I primi studi sulle proprietà terapeutiche dell’artiglio del diavolo risalgono al 1958: dopo un test effettuato su un edema procurato su una zampa di ratto, il professor Zorn dell’Università di Jena (Germania) fu tra i primi ad osservare l’azione antinfiammatoria della pianta. Notò una riduzione dell’infiammazione e il ripristino della funzionalità articolare

Successivamente, il tedesco Schmidt e il francese Belaiche effettuarono delle sperimentazioni cliniche che evidenziarono come le radici dell’artiglio del diavolo contenessero dei glucosidi dotati di attività largamente sovrapponibile a quella del fenilbutazone (una molecola sintetica nota per le sue proprietà antinfiammatorie e antidolorifiche).

Recentemente sono stati effettuati studi clinici randomizzati sull’estratto di artiglio del diavolo, tra cui la ricerca del prof. Chrubasik. Nello specifico, l’esito del trial clinico – condotto su 250 pazienti con episodi di lombalgia, dolore osteoartritico al ginocchio o all’anca – ha evidenziato che “tra il 50% e il 70% dei pazienti ha tratto beneficio”.
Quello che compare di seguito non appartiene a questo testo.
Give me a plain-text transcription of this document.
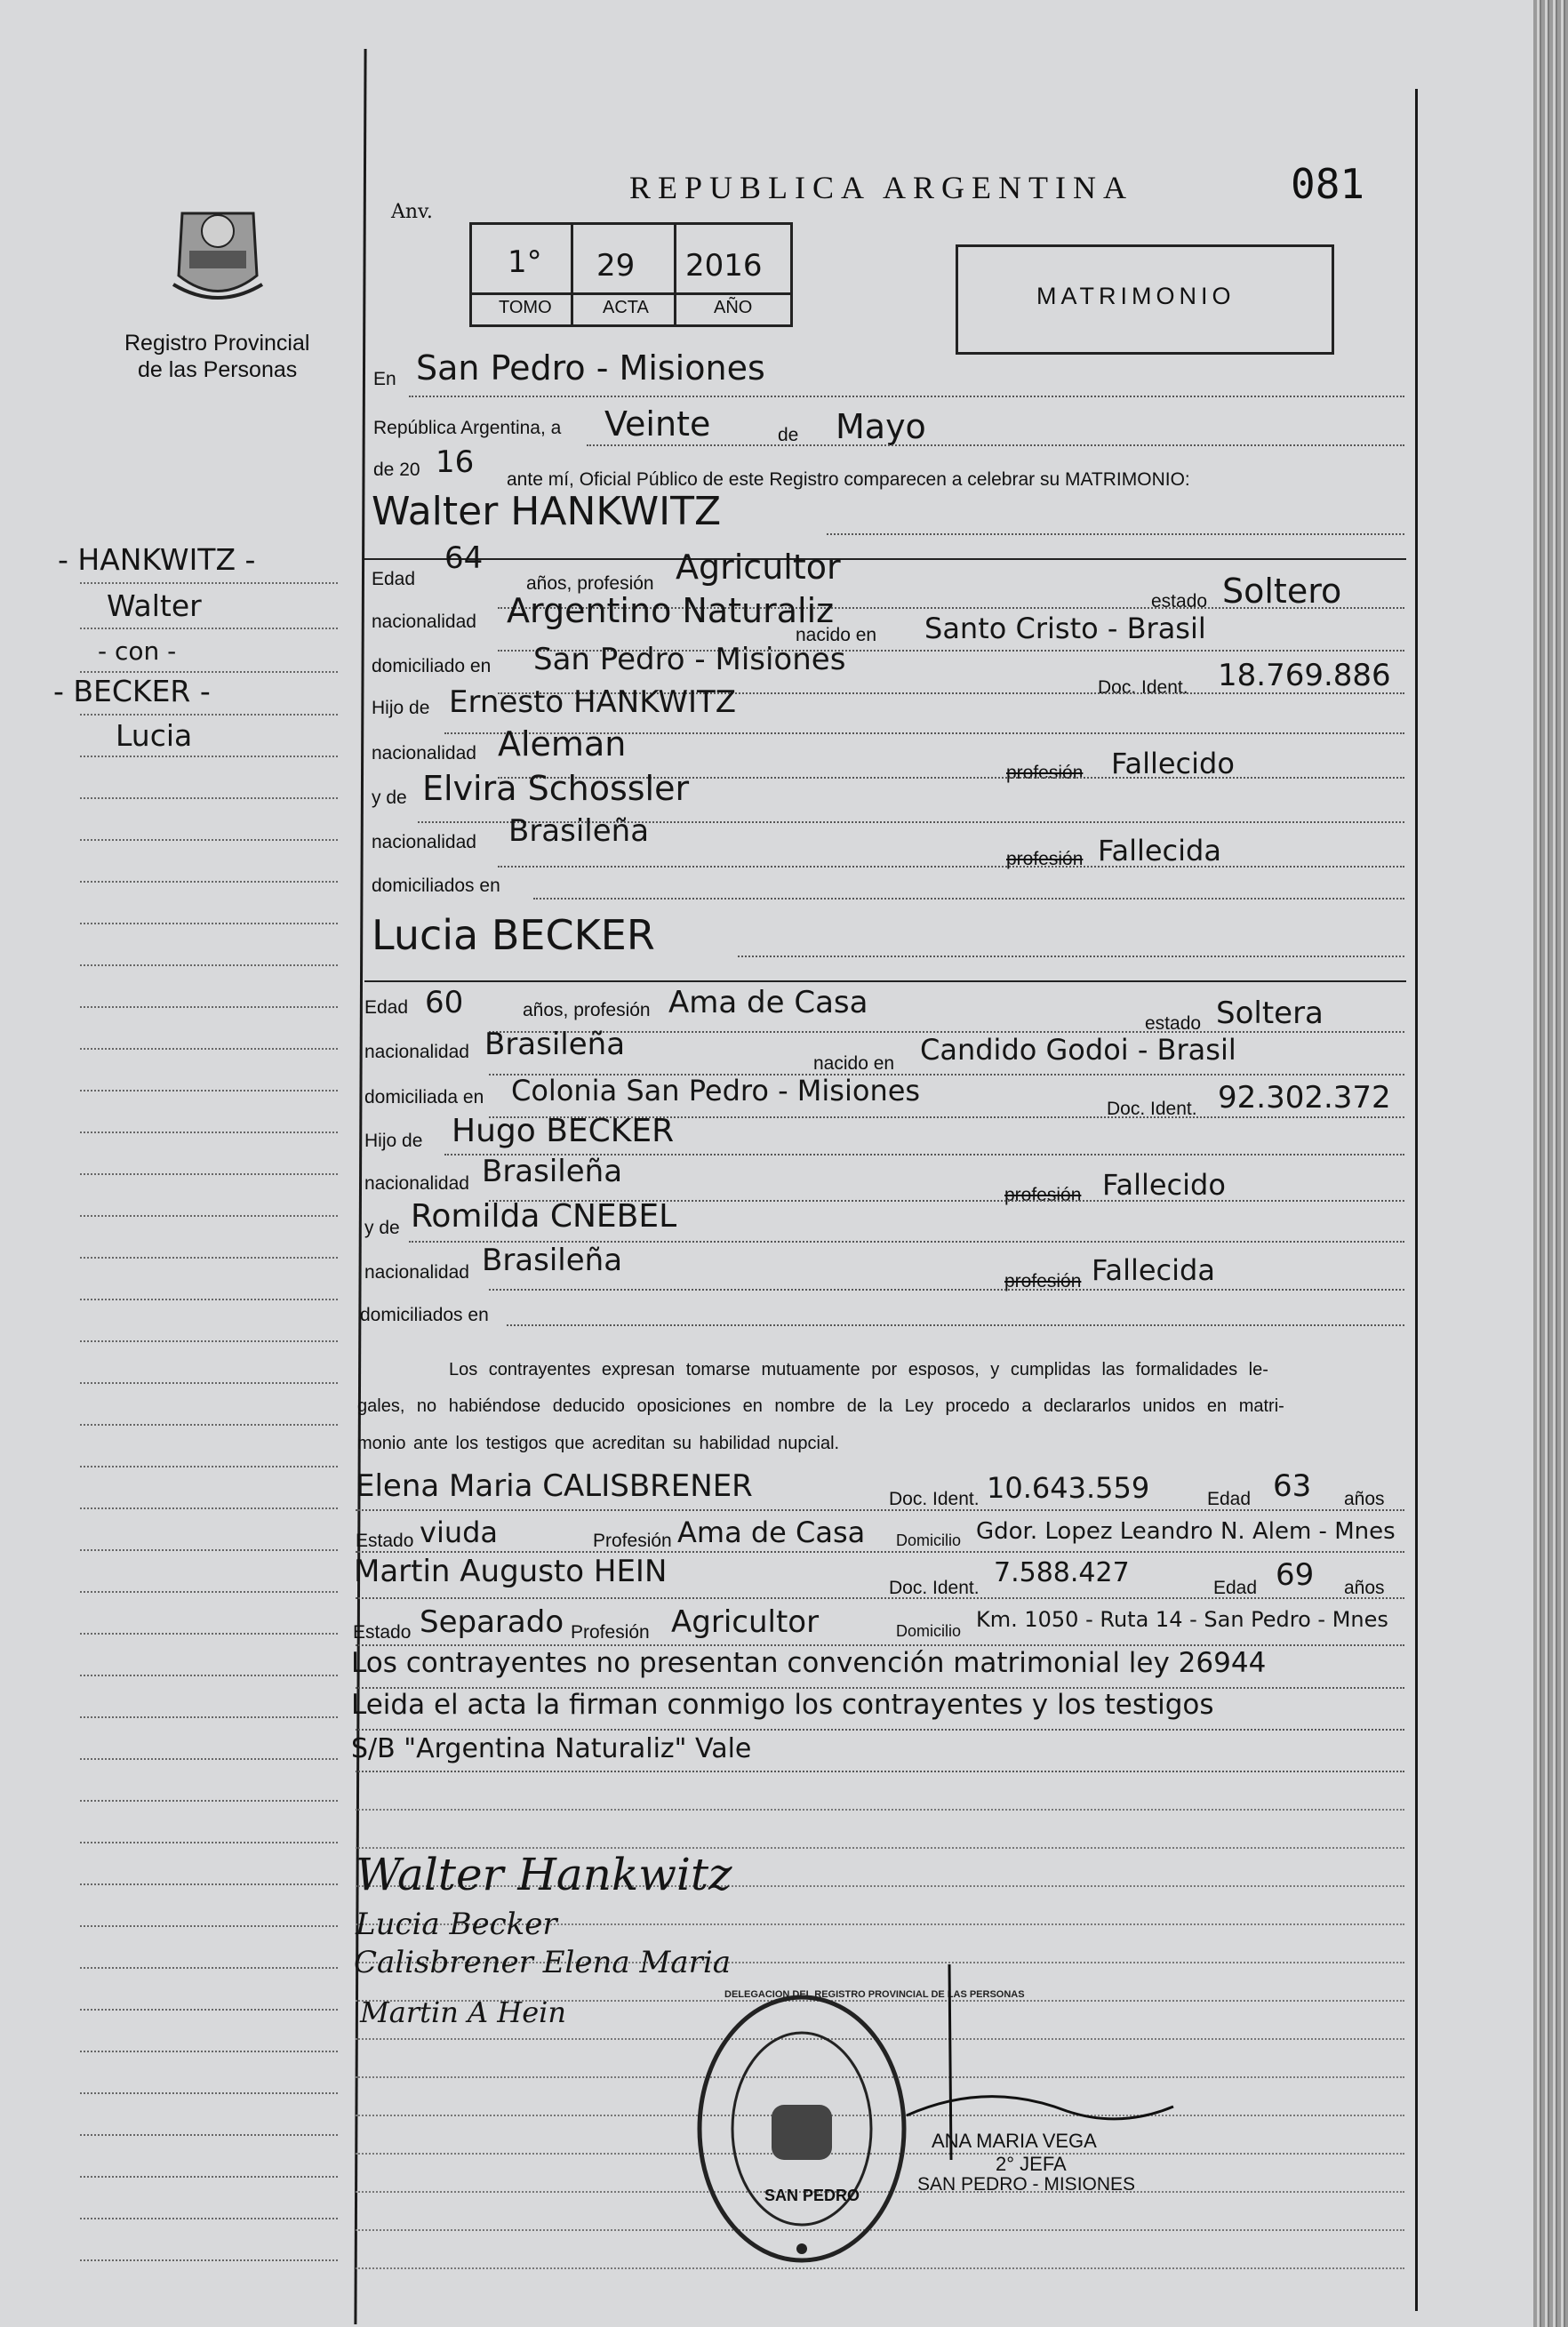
REPUBLICA ARGENTINA	081
Anv.
Registro Provincial
de las Personas
1° 29 2016
TOMO	ACTA	AÑO	MATRIMONIO
- HANKWITZ -
Walter
- con -
- BECKER -
Lucia
En San Pedro - Misiones
República Argentina, a Veinte	de Mayo
de 20 16 ante mí, Oficial Público de este Registro comparecen a celebrar su MATRIMONIO:
Walter HANKWITZ
Edad
64
años, profesión Agricultor
estado Soltero
nacionalidad Argentino Naturaliz
nacido en Santo Cristo - Brasil
domiciliado en San Pedro - Misiones
Doc. Ident. 18.769.886
Hijo de Ernesto HANKWITZ
nacionalidad Aleman
profesión Fallecido
y de Elvira Schossler
nacionalidad Brasileña
profesión Fallecida
domiciliados en
Lucia BECKER
Edad 60	años, profesión Ama de Casa
estado Soltera
nacionalidad Brasileña
nacido en Candido Godoi - Brasil
domiciliada en Colonia San Pedro - Misiones
Doc. Ident. 92.302.372
Hijo de Hugo BECKER
nacionalidad Brasileña
profesión Fallecido
y de Romilda CNEBEL
nacionalidad Brasileña
profesión Fallecida
domiciliados en
Los contrayentes expresan tomarse mutuamente por esposos, y cumplidas las formalidades le-
gales, no habiéndose deducido oposiciones en nombre de la Ley procedo a declararlos unidos en matri-
monio ante los testigos que acreditan su habilidad nupcial.
Elena Maria CALISBRENER	Doc. Ident. 10.643.559	Edad 63 años
Estado viuda	Profesión Ama de Casa Domicilio Gdor. Lopez Leandro N. Alem - Mnes
Martin Augusto HEIN	Doc. Ident. 7.588.427	Edad 69 años
Estado Separado Profesión Agricultor	Domicilio Km. 1050 - Ruta 14 - San Pedro - Mnes
Los contrayentes no presentan convención matrimonial ley 26944
Leida el acta la firman conmigo los contrayentes y los testigos
S/B "Argentina Naturaliz" Vale
Walter Hankwitz
Lucia Becker
Calisbrener Elena Maria
Martin A Hein
DELEGACION DEL REGISTRO PROVINCIAL DE LAS PERSONAS
SAN PEDRO
ANA MARIA VEGA
2° JEFA
SAN PEDRO - MISIONES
Tuttavia, una meta analisi condotta dallo stesso Chrubasik, in collaborazione con Black e Conradt, ha evidenziato le problematiche di 20 sperimentazioni cliniche effettuate su vari prodotti a base di Harpagophytum (polvere, estratti acquosi ecc.): criticità di metodo che non avrebbero consentito, a detta dei ricercatori, di separare gli effetti dell’artiglio del diavolo da quelli di un placebo qualsiasi. Ad ogni modo, gli studiosi hanno osservato che i prodotti con una quantità minima di 50 mg di arpagoside nella dose giornaliera si sono rivelati più efficaci degli altri.

Controindicazioni

Controindicato in gravidanza, nei soggetti diabetici, nei soggetti con calcoli alla colecisti e in quelli in terapia con anticoagulanti. In caso di gastrite e disturbo gastroesofageo si raccomanda di testare la pianta inizialmente a bassi dosaggi: la sua azione intensa potrebbe peggiorare l’acidità.

Bibliografia

  • La fitoterapia in uno sguardo, Francesco Capasso – Giuliano Grandolini – Renato Pescitelli, 2009.
  • Le piante che guariscono: Le erbe più efficaci per curare tutti i disturbi più comuni, Istituto Riza di Medicina Psicosomatica, Riza, 2015.
  • Erbe Officinali e Piante Medicinali, Tucci – De Leo, youcanprint, 2015.
  • Prontuario per il corretto uso delle Piante Officinali, Pedro Benjamin – Luigi Cristiano, Apogeo, 2010.
  • Varie cause del mal di schiena, Paolo Pigozzi, Demetra, 2000.
  • Dizionario di fitoterapia e piante medicinali II Edizione, Enrica Campanini, Tecniche Nuove, 2006.